Not all of these men (and women) always go off the deep end like this. Just the ones who are married to decent, honest, strong partners because over time, they resent their partner's ability to be so confident in knowing right from wrong and to, not only recover, but to learn from their mistakes. We're everything they thought they'd become and when they finally realize they didn't become it, they're lost. So what better solution to go back to being a teenager?
The good news on that one is, you just keep being the wonderful person you are, cherished by your friends and your family and your neighbors and your coworkers and be there for your children and let your lawyer handle the rest. In the end, whatever you get or don't get will be immaterial because you will move forward in your life and continue to be a successful person in every way that matters and the world will reward you with even more of the good stuff you have now.
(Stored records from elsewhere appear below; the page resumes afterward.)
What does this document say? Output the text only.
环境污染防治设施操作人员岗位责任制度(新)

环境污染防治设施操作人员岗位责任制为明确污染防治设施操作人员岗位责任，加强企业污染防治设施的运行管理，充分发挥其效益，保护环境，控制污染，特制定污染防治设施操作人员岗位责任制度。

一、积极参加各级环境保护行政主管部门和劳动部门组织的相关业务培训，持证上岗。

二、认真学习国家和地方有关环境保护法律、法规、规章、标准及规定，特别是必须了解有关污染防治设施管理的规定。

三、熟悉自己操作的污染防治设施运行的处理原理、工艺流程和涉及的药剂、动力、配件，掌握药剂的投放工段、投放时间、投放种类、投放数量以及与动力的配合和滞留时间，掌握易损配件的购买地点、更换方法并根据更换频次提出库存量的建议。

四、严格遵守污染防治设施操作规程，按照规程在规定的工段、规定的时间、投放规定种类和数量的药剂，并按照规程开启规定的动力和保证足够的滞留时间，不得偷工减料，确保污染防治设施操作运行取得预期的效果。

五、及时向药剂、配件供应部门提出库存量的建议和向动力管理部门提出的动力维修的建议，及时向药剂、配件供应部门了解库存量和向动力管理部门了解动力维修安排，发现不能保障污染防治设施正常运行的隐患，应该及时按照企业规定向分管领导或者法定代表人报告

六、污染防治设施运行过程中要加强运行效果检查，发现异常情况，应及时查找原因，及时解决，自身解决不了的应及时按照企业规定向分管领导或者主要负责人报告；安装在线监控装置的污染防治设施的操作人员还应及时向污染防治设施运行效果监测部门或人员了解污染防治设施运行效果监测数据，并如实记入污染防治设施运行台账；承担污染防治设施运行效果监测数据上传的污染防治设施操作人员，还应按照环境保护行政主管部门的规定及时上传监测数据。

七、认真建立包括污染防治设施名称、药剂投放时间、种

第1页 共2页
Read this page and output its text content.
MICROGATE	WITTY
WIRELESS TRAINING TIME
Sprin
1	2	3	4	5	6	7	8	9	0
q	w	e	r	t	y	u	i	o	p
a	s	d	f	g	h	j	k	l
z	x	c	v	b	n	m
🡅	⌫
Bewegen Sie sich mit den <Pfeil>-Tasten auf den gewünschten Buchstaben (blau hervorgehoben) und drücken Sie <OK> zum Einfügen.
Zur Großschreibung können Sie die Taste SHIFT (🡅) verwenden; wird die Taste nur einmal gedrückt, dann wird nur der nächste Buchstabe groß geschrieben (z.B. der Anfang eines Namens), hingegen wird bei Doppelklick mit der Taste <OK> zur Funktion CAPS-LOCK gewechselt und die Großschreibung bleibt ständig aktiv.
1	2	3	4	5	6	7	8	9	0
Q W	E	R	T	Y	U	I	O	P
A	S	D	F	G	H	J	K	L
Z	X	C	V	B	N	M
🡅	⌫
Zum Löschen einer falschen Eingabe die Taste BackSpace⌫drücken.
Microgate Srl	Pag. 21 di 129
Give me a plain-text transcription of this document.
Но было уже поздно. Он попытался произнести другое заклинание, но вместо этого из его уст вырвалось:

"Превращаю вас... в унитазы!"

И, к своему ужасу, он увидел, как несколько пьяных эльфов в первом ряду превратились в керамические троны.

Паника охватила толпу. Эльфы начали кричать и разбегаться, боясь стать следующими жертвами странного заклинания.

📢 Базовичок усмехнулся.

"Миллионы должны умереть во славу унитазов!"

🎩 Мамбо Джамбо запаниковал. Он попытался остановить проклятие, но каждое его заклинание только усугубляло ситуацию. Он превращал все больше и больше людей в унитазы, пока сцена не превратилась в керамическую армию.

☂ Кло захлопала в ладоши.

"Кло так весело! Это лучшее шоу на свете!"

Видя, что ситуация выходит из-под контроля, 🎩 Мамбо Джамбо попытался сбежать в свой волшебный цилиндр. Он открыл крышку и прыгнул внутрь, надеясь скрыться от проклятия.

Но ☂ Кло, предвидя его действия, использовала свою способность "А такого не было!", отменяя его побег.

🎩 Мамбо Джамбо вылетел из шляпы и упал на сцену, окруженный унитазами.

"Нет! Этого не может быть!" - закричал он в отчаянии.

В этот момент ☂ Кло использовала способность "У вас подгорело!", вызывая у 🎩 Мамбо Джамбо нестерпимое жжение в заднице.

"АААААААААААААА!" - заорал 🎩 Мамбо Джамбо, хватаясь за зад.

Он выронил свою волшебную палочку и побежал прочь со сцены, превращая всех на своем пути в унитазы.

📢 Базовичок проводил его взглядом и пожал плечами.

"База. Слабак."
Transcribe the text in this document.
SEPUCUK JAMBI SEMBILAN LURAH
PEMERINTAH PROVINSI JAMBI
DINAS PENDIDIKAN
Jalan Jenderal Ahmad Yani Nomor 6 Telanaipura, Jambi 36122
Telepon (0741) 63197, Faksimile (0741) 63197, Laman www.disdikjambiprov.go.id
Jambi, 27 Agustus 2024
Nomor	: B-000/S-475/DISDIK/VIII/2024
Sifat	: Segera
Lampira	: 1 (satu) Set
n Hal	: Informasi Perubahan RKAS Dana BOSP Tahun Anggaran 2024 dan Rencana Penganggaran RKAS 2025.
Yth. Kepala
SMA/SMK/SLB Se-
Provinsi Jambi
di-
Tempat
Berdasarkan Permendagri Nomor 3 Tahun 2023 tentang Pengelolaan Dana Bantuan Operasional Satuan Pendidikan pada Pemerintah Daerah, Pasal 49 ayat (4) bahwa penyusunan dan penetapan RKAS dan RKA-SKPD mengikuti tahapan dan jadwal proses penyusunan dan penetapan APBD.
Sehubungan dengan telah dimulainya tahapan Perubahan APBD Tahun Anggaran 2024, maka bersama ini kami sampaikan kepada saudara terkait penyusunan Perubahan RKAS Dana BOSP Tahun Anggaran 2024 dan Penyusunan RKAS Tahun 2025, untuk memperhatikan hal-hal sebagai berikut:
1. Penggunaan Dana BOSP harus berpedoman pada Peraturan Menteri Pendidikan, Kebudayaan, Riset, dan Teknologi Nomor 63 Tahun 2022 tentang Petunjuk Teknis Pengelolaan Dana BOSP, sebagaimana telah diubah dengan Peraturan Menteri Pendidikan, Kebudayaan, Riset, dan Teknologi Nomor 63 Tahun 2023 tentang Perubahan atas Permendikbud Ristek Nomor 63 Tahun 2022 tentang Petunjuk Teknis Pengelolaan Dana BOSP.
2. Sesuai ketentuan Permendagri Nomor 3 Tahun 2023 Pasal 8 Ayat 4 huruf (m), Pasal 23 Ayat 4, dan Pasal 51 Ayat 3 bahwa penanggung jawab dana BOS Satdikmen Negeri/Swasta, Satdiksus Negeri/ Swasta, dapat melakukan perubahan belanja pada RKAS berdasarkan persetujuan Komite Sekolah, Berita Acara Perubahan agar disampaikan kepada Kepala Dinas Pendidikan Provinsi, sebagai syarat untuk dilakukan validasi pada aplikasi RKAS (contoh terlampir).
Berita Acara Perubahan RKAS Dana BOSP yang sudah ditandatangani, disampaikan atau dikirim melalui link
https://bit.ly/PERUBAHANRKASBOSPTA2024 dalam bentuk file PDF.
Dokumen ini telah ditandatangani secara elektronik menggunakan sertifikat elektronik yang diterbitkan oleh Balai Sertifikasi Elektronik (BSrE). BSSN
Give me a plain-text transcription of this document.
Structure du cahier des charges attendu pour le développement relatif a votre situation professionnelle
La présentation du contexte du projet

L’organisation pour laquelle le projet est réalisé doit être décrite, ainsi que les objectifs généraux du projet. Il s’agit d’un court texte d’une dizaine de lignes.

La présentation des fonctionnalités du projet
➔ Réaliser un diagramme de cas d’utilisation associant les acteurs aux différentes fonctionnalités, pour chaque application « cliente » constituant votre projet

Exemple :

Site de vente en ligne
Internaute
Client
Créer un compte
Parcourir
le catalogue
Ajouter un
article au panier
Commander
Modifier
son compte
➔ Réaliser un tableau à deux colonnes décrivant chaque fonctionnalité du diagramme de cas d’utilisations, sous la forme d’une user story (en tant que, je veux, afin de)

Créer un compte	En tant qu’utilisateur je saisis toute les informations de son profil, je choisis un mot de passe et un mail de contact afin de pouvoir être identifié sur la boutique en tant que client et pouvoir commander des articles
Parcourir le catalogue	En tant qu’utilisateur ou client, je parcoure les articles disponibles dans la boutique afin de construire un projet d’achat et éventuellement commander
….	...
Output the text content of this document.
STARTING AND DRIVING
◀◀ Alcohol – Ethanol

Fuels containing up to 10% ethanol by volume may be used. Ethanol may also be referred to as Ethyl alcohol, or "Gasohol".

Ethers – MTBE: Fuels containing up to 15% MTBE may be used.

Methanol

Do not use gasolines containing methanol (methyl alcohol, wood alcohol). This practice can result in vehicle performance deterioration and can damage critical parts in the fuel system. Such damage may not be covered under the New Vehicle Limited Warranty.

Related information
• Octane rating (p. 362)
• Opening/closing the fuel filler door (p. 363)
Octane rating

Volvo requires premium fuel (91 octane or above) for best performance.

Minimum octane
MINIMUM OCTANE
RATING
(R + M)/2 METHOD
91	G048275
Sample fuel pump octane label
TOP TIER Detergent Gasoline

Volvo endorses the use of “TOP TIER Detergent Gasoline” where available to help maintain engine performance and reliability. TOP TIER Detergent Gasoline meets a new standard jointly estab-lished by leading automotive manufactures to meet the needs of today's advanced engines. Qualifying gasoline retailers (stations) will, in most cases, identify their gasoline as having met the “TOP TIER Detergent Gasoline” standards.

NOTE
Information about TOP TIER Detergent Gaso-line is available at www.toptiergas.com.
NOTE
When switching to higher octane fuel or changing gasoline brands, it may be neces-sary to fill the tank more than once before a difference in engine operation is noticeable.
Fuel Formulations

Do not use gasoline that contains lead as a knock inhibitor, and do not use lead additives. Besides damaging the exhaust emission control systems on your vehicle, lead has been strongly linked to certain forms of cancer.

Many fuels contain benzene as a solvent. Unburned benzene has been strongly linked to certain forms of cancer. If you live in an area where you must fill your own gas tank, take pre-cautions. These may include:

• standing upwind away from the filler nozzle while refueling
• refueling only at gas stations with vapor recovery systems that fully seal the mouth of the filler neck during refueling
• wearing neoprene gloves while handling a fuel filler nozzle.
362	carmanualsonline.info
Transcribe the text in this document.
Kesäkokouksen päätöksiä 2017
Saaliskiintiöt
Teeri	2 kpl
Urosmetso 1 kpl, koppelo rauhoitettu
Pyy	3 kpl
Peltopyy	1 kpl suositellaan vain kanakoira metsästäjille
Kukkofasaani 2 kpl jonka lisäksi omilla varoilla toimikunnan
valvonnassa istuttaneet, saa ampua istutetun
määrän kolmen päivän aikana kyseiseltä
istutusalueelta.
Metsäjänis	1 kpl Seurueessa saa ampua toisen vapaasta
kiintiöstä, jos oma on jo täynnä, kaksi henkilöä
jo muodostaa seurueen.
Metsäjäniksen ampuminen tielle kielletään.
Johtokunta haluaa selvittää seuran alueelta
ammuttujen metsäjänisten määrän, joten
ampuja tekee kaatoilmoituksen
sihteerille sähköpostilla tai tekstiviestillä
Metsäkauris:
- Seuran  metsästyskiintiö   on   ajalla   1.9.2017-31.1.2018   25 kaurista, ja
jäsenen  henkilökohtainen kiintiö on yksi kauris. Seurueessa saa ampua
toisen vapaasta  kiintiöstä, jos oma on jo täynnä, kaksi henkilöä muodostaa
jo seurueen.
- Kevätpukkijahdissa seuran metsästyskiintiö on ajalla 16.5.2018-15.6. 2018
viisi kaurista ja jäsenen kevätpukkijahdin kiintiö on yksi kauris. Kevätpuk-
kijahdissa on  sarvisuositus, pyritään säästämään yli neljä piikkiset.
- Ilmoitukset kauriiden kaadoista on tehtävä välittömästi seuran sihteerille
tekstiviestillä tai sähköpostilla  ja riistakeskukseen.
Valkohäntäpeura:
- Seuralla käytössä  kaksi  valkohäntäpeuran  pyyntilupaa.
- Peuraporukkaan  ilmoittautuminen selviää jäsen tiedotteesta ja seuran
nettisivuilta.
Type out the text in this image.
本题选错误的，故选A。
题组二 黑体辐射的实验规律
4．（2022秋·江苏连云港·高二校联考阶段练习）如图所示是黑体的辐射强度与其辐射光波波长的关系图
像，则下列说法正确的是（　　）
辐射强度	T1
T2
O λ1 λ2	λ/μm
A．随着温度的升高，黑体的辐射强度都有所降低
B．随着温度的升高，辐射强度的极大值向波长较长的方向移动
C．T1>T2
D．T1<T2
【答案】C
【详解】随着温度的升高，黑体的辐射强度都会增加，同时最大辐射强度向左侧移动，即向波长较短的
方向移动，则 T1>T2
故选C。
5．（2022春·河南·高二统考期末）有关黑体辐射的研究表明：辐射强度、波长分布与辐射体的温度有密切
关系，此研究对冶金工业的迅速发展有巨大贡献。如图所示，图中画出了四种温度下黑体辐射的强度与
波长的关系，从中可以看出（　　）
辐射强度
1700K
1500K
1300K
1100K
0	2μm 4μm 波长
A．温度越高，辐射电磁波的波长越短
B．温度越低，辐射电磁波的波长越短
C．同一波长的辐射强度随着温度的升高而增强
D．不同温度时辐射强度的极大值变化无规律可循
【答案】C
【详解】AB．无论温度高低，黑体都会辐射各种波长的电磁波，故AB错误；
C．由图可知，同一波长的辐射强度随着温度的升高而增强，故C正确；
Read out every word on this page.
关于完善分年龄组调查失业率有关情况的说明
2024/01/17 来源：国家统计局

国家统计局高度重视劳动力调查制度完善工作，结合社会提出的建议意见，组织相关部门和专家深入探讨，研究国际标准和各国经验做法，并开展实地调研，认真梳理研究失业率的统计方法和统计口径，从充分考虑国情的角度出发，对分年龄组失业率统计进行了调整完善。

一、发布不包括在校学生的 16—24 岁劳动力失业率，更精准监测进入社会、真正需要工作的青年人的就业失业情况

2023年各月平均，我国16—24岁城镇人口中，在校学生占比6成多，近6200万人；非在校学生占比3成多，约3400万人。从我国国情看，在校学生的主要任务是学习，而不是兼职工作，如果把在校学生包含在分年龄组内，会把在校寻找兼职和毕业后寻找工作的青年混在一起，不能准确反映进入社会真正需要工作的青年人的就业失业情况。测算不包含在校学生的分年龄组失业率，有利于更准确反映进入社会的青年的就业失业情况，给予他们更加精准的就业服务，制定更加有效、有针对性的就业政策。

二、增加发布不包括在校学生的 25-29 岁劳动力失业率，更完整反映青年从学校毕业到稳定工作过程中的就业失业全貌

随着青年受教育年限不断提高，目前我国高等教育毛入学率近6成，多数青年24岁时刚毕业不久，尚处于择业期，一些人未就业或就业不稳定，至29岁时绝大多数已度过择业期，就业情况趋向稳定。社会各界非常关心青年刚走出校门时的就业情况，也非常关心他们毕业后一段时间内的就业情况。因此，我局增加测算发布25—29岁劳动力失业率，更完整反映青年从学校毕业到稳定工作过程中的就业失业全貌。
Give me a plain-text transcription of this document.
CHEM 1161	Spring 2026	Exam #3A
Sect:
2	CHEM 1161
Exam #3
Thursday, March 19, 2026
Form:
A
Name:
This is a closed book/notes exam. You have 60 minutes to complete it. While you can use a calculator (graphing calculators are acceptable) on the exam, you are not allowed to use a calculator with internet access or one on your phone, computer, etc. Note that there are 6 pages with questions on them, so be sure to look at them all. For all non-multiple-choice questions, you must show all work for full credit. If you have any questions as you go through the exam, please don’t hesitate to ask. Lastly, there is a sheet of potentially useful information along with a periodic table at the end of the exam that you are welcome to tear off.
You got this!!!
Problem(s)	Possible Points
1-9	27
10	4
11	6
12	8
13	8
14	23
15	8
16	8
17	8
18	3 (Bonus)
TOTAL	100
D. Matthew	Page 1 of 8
As my counselor once said to me, after I sat there and whined for an hour about all the things I'd lost or would never get to do, etc. "But Josie, you're free."
I started to bristle at first but I knew from experience that every time I thought I was going to disagree with her, I'd think about it and eventually get it. And I did get it and she was right. Being free from him will simply make space in your life for more of the good stuff you have now.
BW, was 67; now 73; M 45 yrs., T 49 yrs.